I just find the "stats" only system boring and the unique quirks our squad has.... weird to say the least. (but I understand your point and I don't pretend what I said would be the best. However I'm sure the small quest to help your squad get a job would be fun and popular)

Regarding the reward, I understand your point but I fail to see why people would play the sqad if there were no substantial reward. I mean, they don't have to be mandatory but I find the current one rather bleh.
I'll put it this way then: it should have equivalent player-participating efficiency as other means of gaining rewards. It should not have truly unique rewards, and it should not be faster to reach rewards through a menu, or through combination of menus and gameplay, than purely gameplay. The cumulative increase to rewards should either be proportionate to time the player must actually spend (menu or gameplay, it matters not) relative to, say, beastman tribe rep levels, and/or very open to catch-up mechanics (e.g. every week exp gains get increased by some mostly flat amount, squishing exp requirements to level up at lower levels while having virtually no effect on higher levels). It cannot be mandatory, but it also shouldn't even feel at all mandatory, and it absolutely should not feel like you're at a massive, irredeemable advantage for not starting onto these things early.

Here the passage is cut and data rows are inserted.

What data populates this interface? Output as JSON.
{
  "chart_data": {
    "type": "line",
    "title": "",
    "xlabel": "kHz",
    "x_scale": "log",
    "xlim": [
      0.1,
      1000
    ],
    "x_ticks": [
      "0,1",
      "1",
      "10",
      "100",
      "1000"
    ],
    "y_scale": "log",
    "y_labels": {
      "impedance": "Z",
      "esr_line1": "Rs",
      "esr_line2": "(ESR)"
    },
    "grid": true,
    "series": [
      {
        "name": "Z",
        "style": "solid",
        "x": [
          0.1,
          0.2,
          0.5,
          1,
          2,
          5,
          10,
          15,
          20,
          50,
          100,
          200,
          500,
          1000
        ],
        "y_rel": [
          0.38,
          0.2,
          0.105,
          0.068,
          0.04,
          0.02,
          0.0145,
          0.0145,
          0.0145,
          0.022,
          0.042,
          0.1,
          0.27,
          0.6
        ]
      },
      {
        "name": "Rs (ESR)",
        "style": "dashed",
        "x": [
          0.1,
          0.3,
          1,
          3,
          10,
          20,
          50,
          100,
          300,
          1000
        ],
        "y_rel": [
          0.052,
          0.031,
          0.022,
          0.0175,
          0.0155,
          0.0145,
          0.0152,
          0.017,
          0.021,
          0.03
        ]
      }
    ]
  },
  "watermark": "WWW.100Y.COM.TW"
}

As for the whole "quirks" thing, I'll agree, it needs to be a lot more. My own goal would be for the quirks to be in every sense but stats (e.g. Stubborn, Sycophant, Silver-tongued as personality traits; Seventh Legion Deserter, Sagahin-Guard, Slipped the Noose as backstories; or Sapper, Sidekick, etc., as skillsets or trainings).
  • Go into (a dynamically modified version of) Copperbell Mines with a Sapper and you can skip gathering the Firesands up to a point, or make more use of them than just blowing open pathways (i.e. you can explode bosses or destroy bridges behind you as you flee from overwhelming mobs).
  • Whoever you pair your Sidekick to gradually modifies and builds upon his whole skillset to act as synergetic abilities to that person.
  • Your Seventh Legion Deserter finds out where other former (or current?) spies are operating, giving you an open-ended investigatory quest for which you can assign people to other areas, with quality of clues garnered varying based on whether they have Perception traits or whatnot, and can of course do as much as you like on your own. You'll have to be there for the actual encounter, though.
  • Your Silver-tongued guy may start up some further merchant quests.
  • Your Sycophant gets himself involved with some various dangerous people, making promises he can't fulfill on his own -- with a deadline.
  • Your Stubborn guy gets in over his head in promising a fight in the Colosseum, allowing the enemy twice as many people as he brings.
  • Your squadron mates can take interest in each other, in the vein of rivals, admirers, or even romantic interest, and these relationships can be played upon to adjust quests found, quest results, traits (positive OR negative -- though all negative ones can eventually be erased) acquired, and exp bonuses.
  • Etc., etc.

Those are the kinds of things that make me want to level up a Squadron. Short of that, my loathing of the WoW mission boards will keep me at great distance.